## 1. Load Energy Document Corpus
Use scraped or sample energy technical documents.

In [1]:
import pyarrow
import sys
print("pyarrow version:", pyarrow.__version__)
print("Python executable:", sys.executable)

pyarrow version: 15.0.0
Python executable: /Users/justin/miniconda3_Jun2023/envs/lora-llm/bin/python


In [2]:
with open('../data/energy_text.txt') as f:
    docs = [line.strip() for line in f if line.strip()]
docs[:2]

['Oil production forecasting is the prediction of future oil output from wells using historical and engineering data.',
 'Reservoir pressure is a key factor affecting oil production rates.']

## 2. Azure OpenAI Embeddings
Use text-embedding-ada-002 for vectorization.

In [3]:
import os
import openai
from typing import List

# Try to import sentence-transformers for local fallback
try:
    from sentence_transformers import SentenceTransformer
    _has_hf = True
except ImportError:
    _has_hf = False

# Check for Azure OpenAI credentials
AZURE_OPENAI_ENDPOINT = os.getenv('AZURE_OPENAI_ENDPOINT')
AZURE_OPENAI_KEY = os.getenv('AZURE_OPENAI_KEY')

def get_embedding(text: str) -> List[float]:
    """
    Returns embedding for text using Azure OpenAI if credentials are set, otherwise uses Hugging Face sentence-transformers.
    """
    if AZURE_OPENAI_ENDPOINT and AZURE_OPENAI_KEY:
        openai.api_type = 'azure'
        openai.api_base = AZURE_OPENAI_ENDPOINT
        openai.api_key = AZURE_OPENAI_KEY
        resp = openai.embeddings.create(input=[text], model='text-embedding-ada-002')
        return resp.data[0].embedding
    elif _has_hf:
        # Use Hugging Face all-MiniLM-L6-v2 as fallback
        if not hasattr(get_embedding, '_model'):
            get_embedding._model = SentenceTransformer('all-MiniLM-L6-v2')
        return get_embedding._model.encode(text).tolist()
    else:
        raise RuntimeError('No embedding provider available. Set Azure OpenAI credentials or install sentence-transformers.')


  from .autonotebook import tqdm as notebook_tqdm


> **Tip:** This notebook will use Azure OpenAI for embeddings if credentials are set, otherwise it will fall back to Hugging Face sentence-transformers (all-MiniLM-L6-v2). To enable Azure, set `AZURE_OPENAI_ENDPOINT` and `AZURE_OPENAI_KEY` in your environment. To use the local fallback, ensure `sentence-transformers` is installed.

## 3. Store Embeddings in ChromaDB
Vector store for fast retrieval.

In [4]:
import chromadb
client = chromadb.Client()
collection = client.create_collection('energy_docs')
for i, doc in enumerate(docs):
    emb = get_embedding(doc)
    collection.add(documents=[doc], embeddings=[emb], ids=[str(i)])

## 4. RAG Pipeline: Retrieval + Generation
Retrieve relevant docs and generate answer with Azure OpenAI.

In [5]:
def rag_query(query):
    q_emb = get_embedding(query)
    results = collection.query(query_embeddings=[q_emb], n_results=3)
    context = '\n'.join([d for d in results['documents'][0]])
    prompt = f'Context: {context}\n\nQuestion: {query}\nAnswer:'
    # For openai>=1.0.0
    response = openai.chat.completions.create(
        model='gpt-4',
        messages=[{'role': 'user', 'content': prompt}]
    )
    return response.choices[0].message.content

rag_query('How does reservoir pressure affect oil production?')
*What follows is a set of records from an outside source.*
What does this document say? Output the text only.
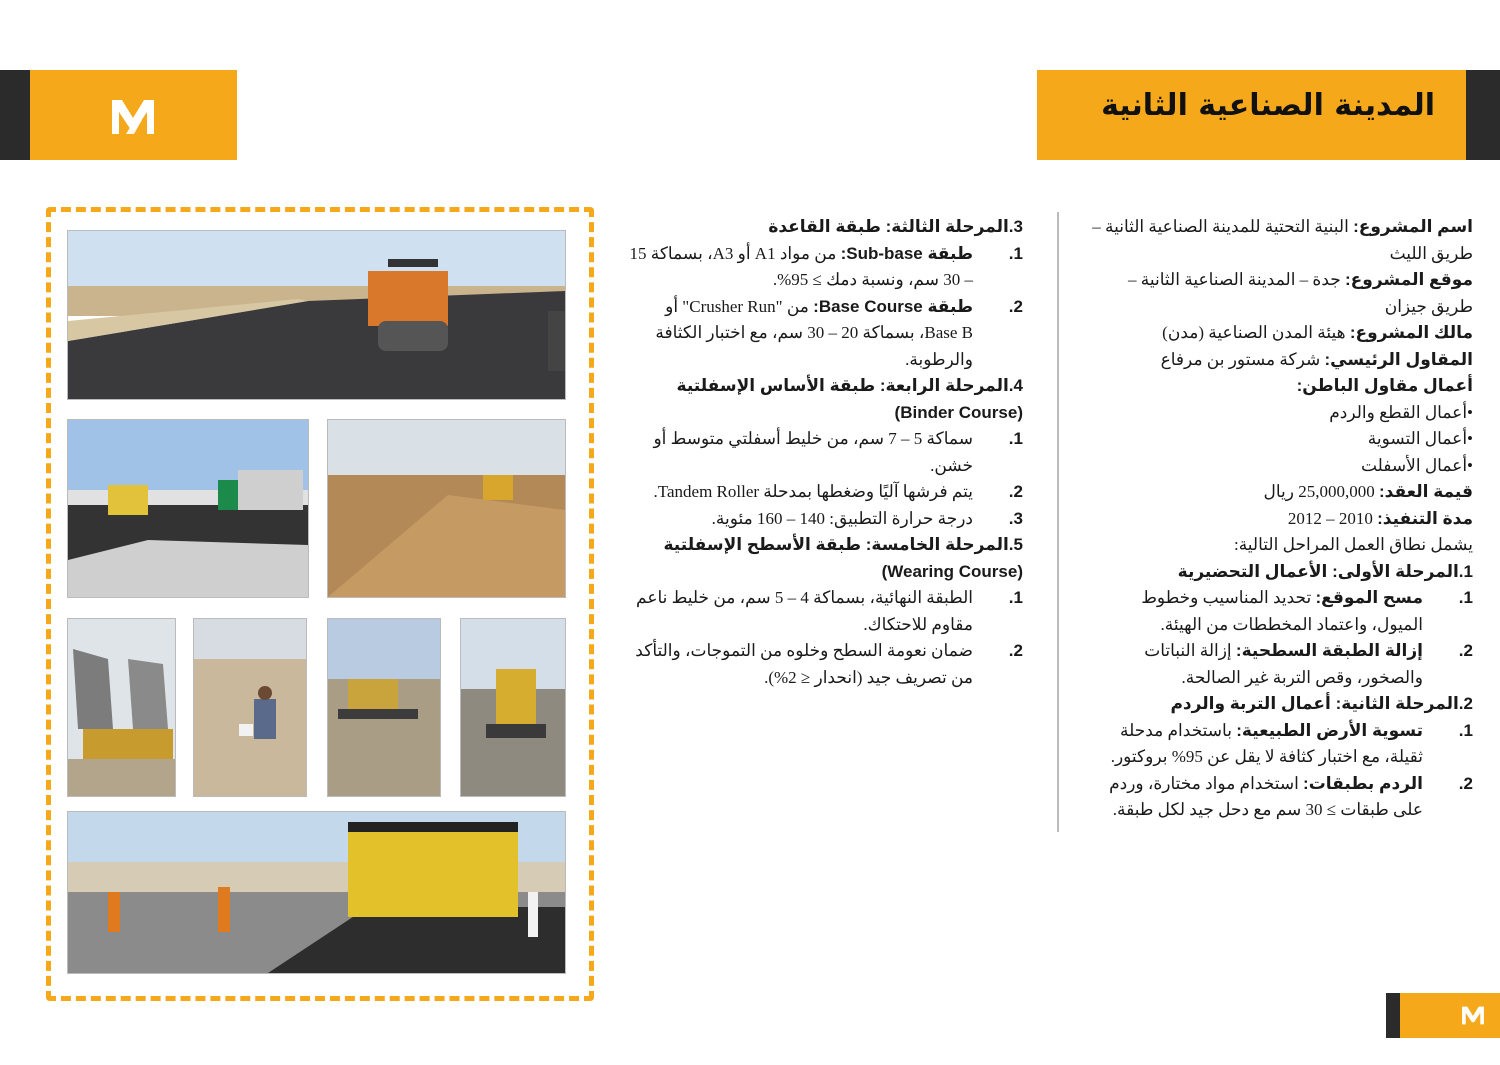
المدينة الصناعية الثانية

اسم المشروع: البنية التحتية للمدينة الصناعية الثانية – طريق الليث

موقع المشروع: جدة – المدينة الصناعية الثانية – طريق جيزان

مالك المشروع: هيئة المدن الصناعية (مدن)

المقاول الرئيسي: شركة مستور بن مرفاع

أعمال مقاول الباطن:

•أعمال القطع والردم

•أعمال التسوية

•أعمال الأسفلت

قيمة العقد: 25,000,000 ريال

مدة التنفيذ: 2010 – 2012

يشمل نطاق العمل المراحل التالية:

1.المرحلة الأولى: الأعمال التحضيرية

1.
مسح الموقع: تحديد المناسيب وخطوط الميول، واعتماد المخططات من الهيئة.
2.
إزالة الطبقة السطحية: إزالة النباتات والصخور، وقص التربة غير الصالحة.

2.المرحلة الثانية: أعمال التربة والردم

1.
تسوية الأرض الطبيعية: باستخدام مدحلة ثقيلة، مع اختبار كثافة لا يقل عن 95% بروكتور.
2.
الردم بطبقات: استخدام مواد مختارة، وردم على طبقات ≥ 30 سم مع دحل جيد لكل طبقة.

3.المرحلة الثالثة: طبقة القاعدة

1.
طبقة Sub-base: من مواد A1 أو A3، بسماكة 15 – 30 سم، ونسبة دمك ≥ 95%.
2.
طبقة Base Course: من "Crusher Run" أو Base B، بسماكة 20 – 30 سم، مع اختبار الكثافة والرطوبة.

4.المرحلة الرابعة: طبقة الأساس الإسفلتية (Binder Course)

1.
سماكة 5 – 7 سم، من خليط أسفلتي متوسط أو خشن.
2.
يتم فرشها آليًا وضغطها بمدحلة Tandem Roller.
3.
درجة حرارة التطبيق: 140 – 160 مئوية.

5.المرحلة الخامسة: طبقة الأسطح الإسفلتية (Wearing Course)

1.
الطبقة النهائية، بسماكة 4 – 5 سم، من خليط ناعم مقاوم للاحتكاك.
2.
ضمان نعومة السطح وخلوه من التموجات، والتأكد من تصريف جيد (انحدار ≤ 2%).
'Reservoir pressure affects oil production by pushing the oil from underground reservoirs to the surface. When this natural pressure declines, the rate of oil production can decrease. This is why artificial lift methods or enhanced oil recovery techniques may be implemented to increase the pressure and enhance oil production.'

## 5. Cost Tracking
Log token usage and estimate cost.

In [6]:
# Example: log token usage
def log_cost(response):
    usage = response['usage']
    tokens = usage['total_tokens']
    cost = tokens * 0.00002  # Example cost per token
    print(f'Tokens: {tokens}, Estimated Cost: ${cost:.4f}')

## 6. Prompt Engineering
Try few-shot and chain-of-thought prompts.

In [7]:
few_shot_prompt = '''
Context: Oil production depends on reservoir pressure.

        Question: What is reservoir pressure?
        Answer: Reservoir pressure is the pressure of fluids within a reservoir.
        
        Question: How does it affect oil production?
        Answer: Higher reservoir pressure generally increases oil production.
        
        Question: What happens when pressure drops?
        Answer: Oil production typically declines.
        '''

## 7. Evaluation
Evaluate retrieval accuracy and answer quality.